Остановившись и сбившись на финише в кучу, демонстранты внезапно сникли. Нести обратно транспаранты, пусть и нетяжёлые, не было сил. Мише пришлось собрать их и тащить на себе до ближайшего мусорного контейнера.
Поникшие, скукожившиеся борцы за бесплатное медицинское обслуживание молча брели по тротуару маленькими группками по двое, по трое, а то и по одному.
Гормон радости улетучился, действие адреналина прошло, накатила усталость, сковала боль в суставах и пояснице; как хромая лошадь по брусчатке, застучала аритмия; давление поднялось, напомнив о возрасте.
В «Шаломе» и «Русском круге» демонстрантов ждал обед в честь Дня Победы. Поев и отдохнув, затянули любимые песни: «…с сединою на висках», «…вьётся в тёплой печурке огонь» … Прослезились, расцеловались, забыли про обиды и распри — царило полное единение и любовь. Праздник удался!

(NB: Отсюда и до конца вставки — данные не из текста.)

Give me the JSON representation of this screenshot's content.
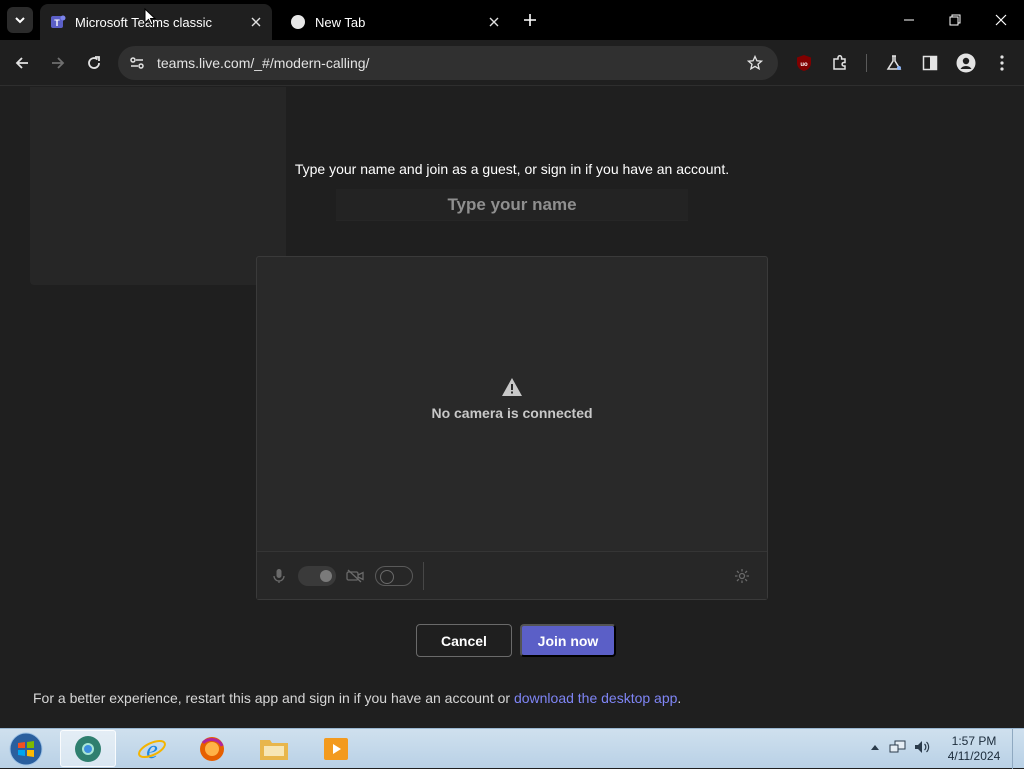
{
  "browser": {
    "tabs": [
      {
        "title": "Microsoft Teams classic",
        "active": true
      },
      {
        "title": "New Tab",
        "active": false
      }
    ],
    "url": "teams.live.com/_#/modern-calling/"
  },
  "page": {
    "intro_text": "Type your name and join as a guest, or sign in if you have an account.",
    "name_placeholder": "Type your name",
    "camera_status": "No camera is connected",
    "cancel_label": "Cancel",
    "join_label": "Join now",
    "footer_text": "For a better experience, restart this app and sign in if you have an account or ",
    "footer_link": "download the desktop app",
    "footer_end": ".",
    "mic_toggle_on": true,
    "camera_toggle_on": false
  },
  "taskbar": {
    "time": "1:57 PM",
    "date": "4/11/2024"
  },
  "colors": {
    "accent": "#5b5fc7",
    "link": "#7f85f5",
    "background": "#1f1f1f"
  }
}
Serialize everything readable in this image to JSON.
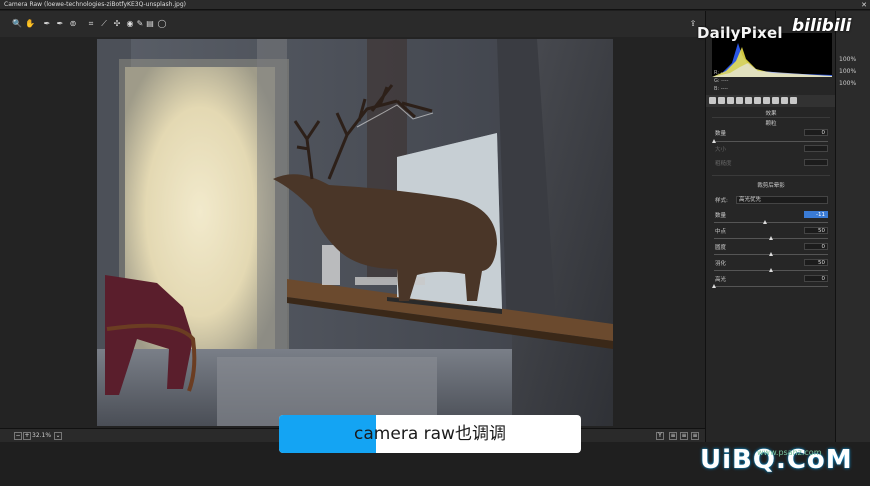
{
  "window": {
    "title": "Camera Raw (loewe-technologies-ziBotfyKE3Q-unsplash.jpg)",
    "close": "✕"
  },
  "toolbar": {
    "tools": [
      {
        "name": "zoom-tool-icon",
        "glyph": "🔍"
      },
      {
        "name": "hand-tool-icon",
        "glyph": "✋"
      },
      {
        "name": "white-balance-tool-icon",
        "glyph": "✒"
      },
      {
        "name": "color-sampler-tool-icon",
        "glyph": "✒"
      },
      {
        "name": "targeted-adjustment-tool-icon",
        "glyph": "⊚"
      },
      {
        "name": "crop-tool-icon",
        "glyph": "⌗"
      },
      {
        "name": "straighten-tool-icon",
        "glyph": "⟋"
      },
      {
        "name": "spot-removal-tool-icon",
        "glyph": "✣"
      },
      {
        "name": "red-eye-tool-icon",
        "glyph": "◉"
      },
      {
        "name": "adjustment-brush-icon",
        "glyph": "✎"
      },
      {
        "name": "graduated-filter-icon",
        "glyph": "▤"
      },
      {
        "name": "radial-filter-icon",
        "glyph": "◯"
      }
    ],
    "export_glyph": "⇪"
  },
  "bottom": {
    "zoom": "32.1%",
    "zoom_arrow": "⌄",
    "minus": "−",
    "plus": "+",
    "view_y": "Y",
    "view_btns": [
      "≡",
      "≡",
      "≡"
    ]
  },
  "histogram": {
    "r_label": "R:",
    "g_label": "G:",
    "b_label": "B:",
    "r_val": "----",
    "g_val": "----",
    "b_val": "----"
  },
  "panel": {
    "grain": {
      "title": "颗粒",
      "amount_label": "数量",
      "amount_value": "0",
      "amount_pos": 0,
      "size_label": "大小",
      "roughness_label": "粗糙度"
    },
    "vignette": {
      "title": "裁剪后晕影",
      "style_label": "样式:",
      "style_value": "高光优先",
      "rows": [
        {
          "label": "数量",
          "value": "-11",
          "pos": 0.45,
          "active": true
        },
        {
          "label": "中点",
          "value": "50",
          "pos": 0.5,
          "active": false
        },
        {
          "label": "圆度",
          "value": "0",
          "pos": 0.5,
          "active": false
        },
        {
          "label": "羽化",
          "value": "50",
          "pos": 0.5,
          "active": false
        },
        {
          "label": "高光",
          "value": "0",
          "pos": 0,
          "active": false
        }
      ]
    },
    "effects_label": "效果"
  },
  "far_right": {
    "pct_a": "100%",
    "pct_b": "100%",
    "pct_c": "100%"
  },
  "watermarks": {
    "dailypixel": "DailyPixel",
    "bilibili": "bilibili",
    "uibq": "UiBQ.CoM",
    "uibq_sub": "www.psahz.com"
  },
  "caption": {
    "text": "camera raw也调调"
  }
}
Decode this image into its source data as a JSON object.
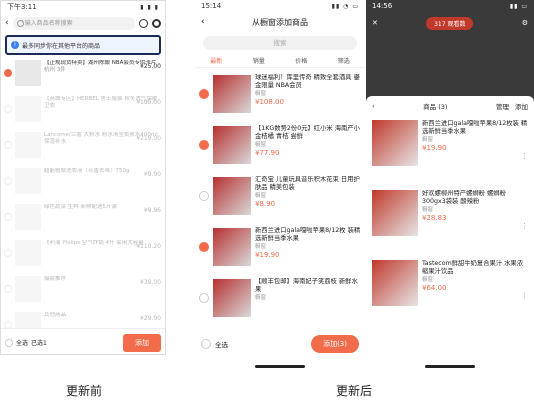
{
  "before": {
    "status": {
      "time": "下午3:11",
      "icons": "▮ ▮ ▮"
    },
    "search_placeholder": "输入商品名称搜索",
    "tip": "最多同步你在其他平台的商品",
    "items": [
      {
        "title": "【正规现货特卖】湖州陈酿 NBA会员专供卡片",
        "sub": "杭州 3件",
        "price": "¥25.00",
        "checked": true
      },
      {
        "title": "【商城专区】HERBEL 男士服装 秋冬透气保暖卫衣",
        "sub": "",
        "price": "¥199.00",
        "checked": false
      },
      {
        "title": "Lancome/兰蔻 大粉水 粉水清莹柔肤水400ml 保湿补水",
        "sub": "",
        "price": "¥219.00",
        "checked": false
      },
      {
        "title": "超能植翠洗衣液（花香去味）750g",
        "sub": "",
        "price": "¥9.90",
        "checked": false
      },
      {
        "title": "绿色蔬菜 生鲜 新鲜配送5斤装",
        "sub": "",
        "price": "¥9.96",
        "checked": false
      },
      {
        "title": "飞利浦 Philips 空气炸锅 4升 家用大容量",
        "sub": "",
        "price": "¥110.20",
        "checked": false
      },
      {
        "title": "爆款推荐",
        "sub": "",
        "price": "¥39.00",
        "checked": false
      },
      {
        "title": "其他商品",
        "sub": "",
        "price": "¥29.90",
        "checked": false
      }
    ],
    "bottom": {
      "select_all": "全选",
      "selected": "已选1",
      "add": "添加"
    }
  },
  "middle": {
    "status": {
      "time": "15:14",
      "icons": "▮▮ ◔ ▭"
    },
    "title": "从橱窗添加商品",
    "search_placeholder": "搜索",
    "tabs": [
      "最新",
      "销量",
      "价格",
      "筛选"
    ],
    "items": [
      {
        "title": "球迷福利！库里传奇 精致全套酒具 鎏金限量 NBA会员",
        "shop": "橱窗",
        "price": "¥108.00",
        "checked": true
      },
      {
        "title": "【1KG数势2份0元】红小米 海南产小金桔橘 青桔 尝鲜",
        "shop": "橱窗",
        "price": "¥77.90",
        "checked": true
      },
      {
        "title": "汇奇宝 儿童玩具音乐积木花束 日用护肤品 精美包装",
        "shop": "橱窗",
        "price": "¥8.90",
        "checked": false
      },
      {
        "title": "新西兰进口gala嘎啦苹果8/12枚 装精选新鲜当季水果",
        "shop": "橱窗",
        "price": "¥19.90",
        "checked": true
      },
      {
        "title": "【顺丰包邮】海南妃子笑荔枝 新鲜水果",
        "shop": "橱窗",
        "price": "",
        "checked": false
      }
    ],
    "bottom": {
      "select_all": "全选",
      "add": "添加(3)"
    }
  },
  "right": {
    "status": {
      "time": "14:56"
    },
    "viewers": "317 观看数",
    "sheet": {
      "title": "商品 (3)",
      "manage": "管理",
      "add": "添加"
    },
    "items": [
      {
        "title": "新西兰进口gala嘎啦苹果8/12枚装 精选新鲜当季水果",
        "shop": "橱窗",
        "price": "¥19.90"
      },
      {
        "title": "好欢螺柳州特产螺蛳粉 螺蛳粉 300gx3袋装 酸辣粉",
        "shop": "橱窗",
        "price": "¥28.83"
      },
      {
        "title": "Tastecom鲜甜牛奶复合果汁 水果浓缩果汁饮品",
        "shop": "橱窗",
        "price": "¥64.00"
      }
    ]
  },
  "captions": {
    "before": "更新前",
    "after": "更新后"
  }
}
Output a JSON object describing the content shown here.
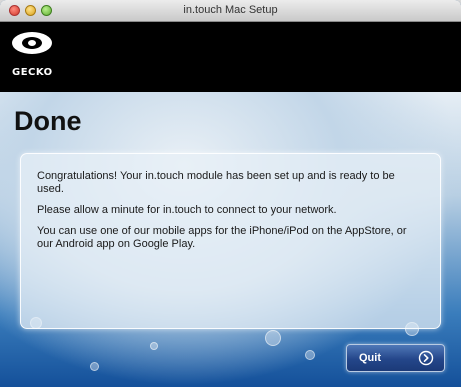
{
  "window": {
    "title": "in.touch Mac Setup"
  },
  "header": {
    "brand": "GECKO"
  },
  "page": {
    "title": "Done"
  },
  "message": {
    "paragraphs": [
      "Congratulations! Your in.touch module has been set up and is ready to be used.",
      "Please allow a minute for in.touch to connect to your network.",
      "You can use one of our mobile apps for the iPhone/iPod on the AppStore, or our Android app on Google Play."
    ]
  },
  "actions": {
    "quit_label": "Quit",
    "quit_icon": "arrow-right-circle-icon"
  },
  "colors": {
    "header_bg": "#000000",
    "button_bg": "#24468a"
  }
}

Разговоры о беспрецедентном шествии в День Победы за право на бесплатную медицину долго циркулировали в русской комьюнити города Кливленда. Пересказы обрастали подробностями, которых не было. Говорили, что Белла — невеста Вениамина Баруховича, ввиду своих необъятных размеров, приглянулась чёрному полицейскому и Веня полез в драку. А мы-то знаем, что Белла Давыдовна сидела дома и на демонстрации не была. Говорили, что не только в местной русской газете осветили демонстрацию, но и в других, даже российских, но никто не видел и не читал этих статей, а имя того, кто говорил, что видел и читал, позабыли….
Постепенно рассказы о великом походе русскоязычной «восьмой программы» затихли, а вскоре и вовсе быльём поросли.